Lord Jim - Cap. 9: Capítulo VIII Pág. 96 / 434

Tinha adquirido o uso suficiente da língua para compreender a palavra 'água' repetida várias vezes num tom insistente de prece, quase de desespero. Deu-lhe um empurrão e sentiu um braço em volta da perna.

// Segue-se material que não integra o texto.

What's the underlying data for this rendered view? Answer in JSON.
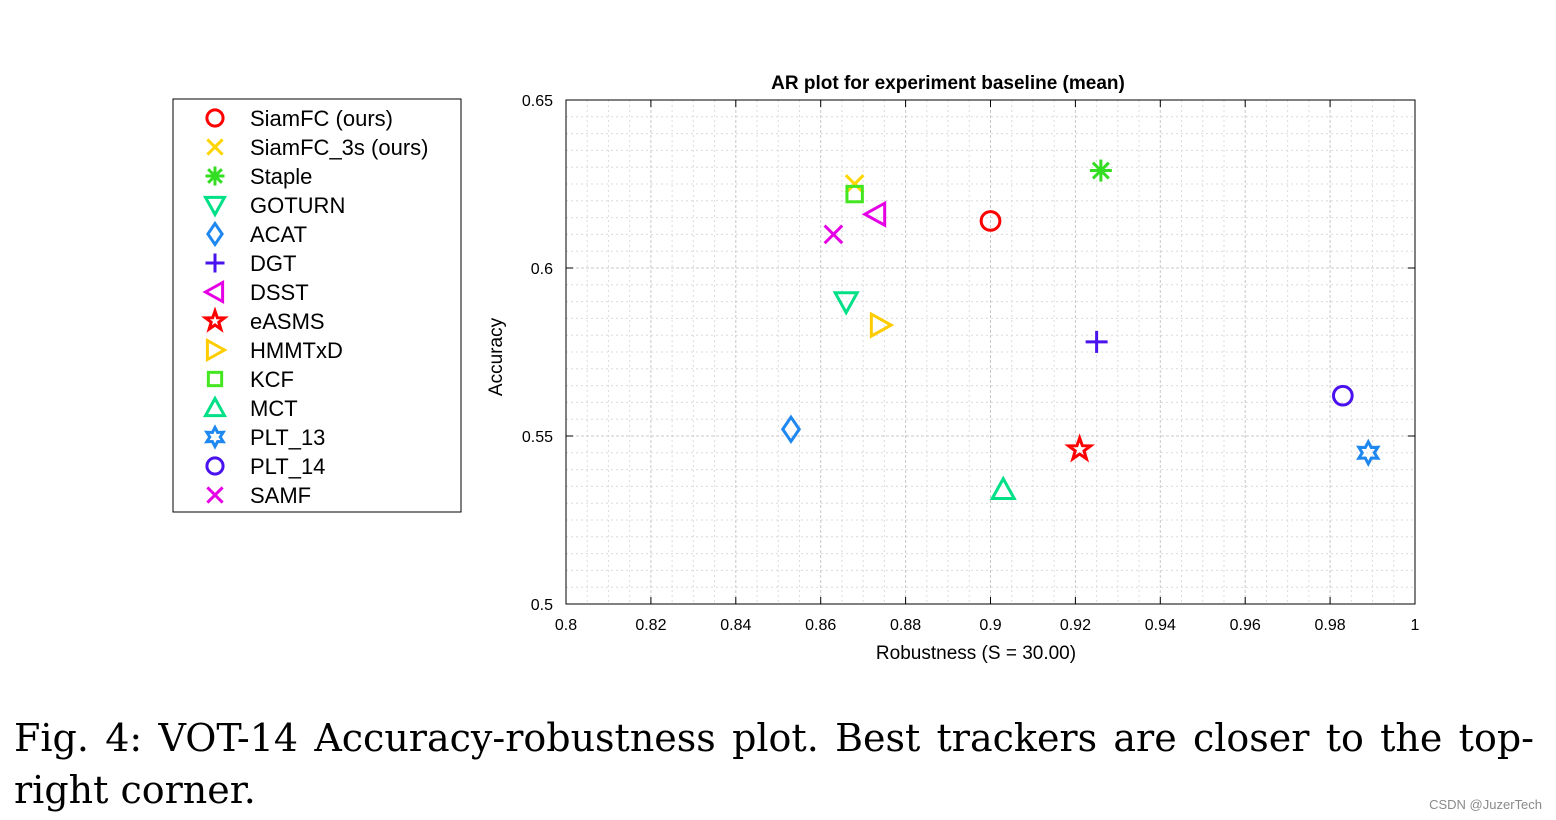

«'O patife agarrou-se a mim como um homem que se está a afogar', disse ele impressionado. 'Água, água! De que água falava ele? Que sabia? Tão calmamente quanto me foi possível, ordenei-lhe que me largasse. Obrigava-me a deter-me, o tempo urgia, outros homens começaram a mexer-se e eu precisava de tempo - de tempo para cortar os rizes e pôr os salva-vidas em condições de flutuar. Agora segurava-me a mão e senti que era muito capaz de começar a gritar. Num relâmpago compreendi que seria o suficiente para lançar o pânico. Então puxei-o com o braço que tinha livre e arremessei-lhe a lâmpada à cara. O vidro retiniu, a luz apagou-se, mas o golpe fê-lo largar-me, e eu escapei-me - só queria chegar aos salva-vidas; só queria chegar aos salva-vidas. O homem saltou por detrás em minha perseguição. Virei-me contra ele. Não se queria calar; tentou gritar; quase o estrangulei antes de compreender o que ele queria. Queria um pouco de água para beber. A água estava rigorosamente racionada, sabe, e ele tinha um rapazinho que eu vira várias vezes: era seu filho, estava doente e tinha sede. Ele vira-me passar e pedia-me um pouco de água. Era só isto. Encontrávamo-nos debaixo da ponte, no escuro. Continuava a agarrar os meus pulsos; não havia maneira de me livrar dele. Precipitei-me para o meu beliche, agarrei a minha garrafa de água e meti-lha nas mãos. Desapareceu. Só então percebi a necessidade que eu próprio tinha de beber qualquer coisa.' Debruçou-se apoiado num cotovelo com uma mão sobre os olhos.

«Um arrepio percorreu-me o corpo; havia qualquer coisa de singular em tudo isto.